Let's Get Government Out Of the Rental Business

The May 16 issue of C&E News contains an article on NUFO. This is an organization, of which I had not previously heard. The acronym stands for the National User Facility Organization.

Rajendrani Mukhopadhyah discusses this organization. It is essentially an organization with members from universities and industry who are interested in using government facilities to foster their research. Thom Mason is the Director of Oak Ridge National Laboratory, one of the government facilities allowing access to use of its equipment. He is quoted as saying that the US was the first country to set up large-scale scientific facilities and currently is the best equipped in the world, with an infrastructure of large-scale instruments.

Private companies rent these facilities as part of their research efforts, rather than invest separately in this expensive equipment.

The spotlight shines only recently, because of overall attempts to reduce government expenditures.
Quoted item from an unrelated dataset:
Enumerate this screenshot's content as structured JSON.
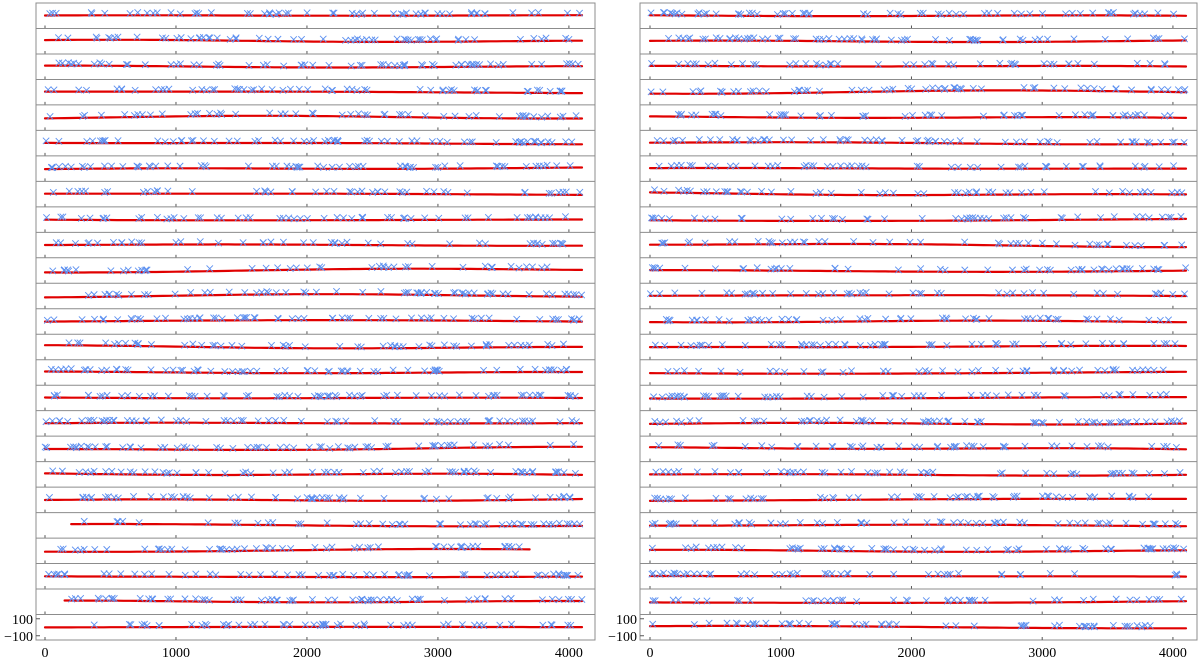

There are two aspects to the NUFO problem. On the one hand, rental income to the government may support the continued existence of these facilities. Presumably if the rent were high enough, the government could even make a profit. However, the C&E News article contains nothing on the economics. In fact, it seems to presume that the rental of the facilities is a losing proposition, because there is a program to petition Congress for increased funding.

My position is that the US government should not be in the business of owning facilities, which are rented to private organizations. The likelihood is that the various government agencies had availability of sufficient taxpayer funds that they decided to purchase expensive equipment, which they no longer need. Hence, their ability to allow rental time to private industry.

At the beginning of World War II, the US government could foresee a shortage of rubber for military vehicles and the need for production facilities of the newly discovered penicillin, which could be used in the field to combat soldiers' infections. In those days, government was able to operate rapidly and constructed synthetic rubber factories and penicillin production plants. At the end of the war, the facilities were sold to private industry, presumably on the premise that it was not government's business to own manufacturing units in a piece-time economy. It retained all aspects of manufacture of nuclear weapons, which is an obvious justification.

Taking a clue from our governmental predecessors, I propose that the government facilities which are being rented to private industry for its research, should be sold at public auction. The synthetic rubber and penicillin facilities were sold at the end of World War II at very low prices. This could be repeated, with the taxpayers taking the loss from the original investment, or pricing could be more consistent with present market value. If individual companies could not purchase the required facilities, they could work out the financing to develop a consortium of company ownership for the total purchase.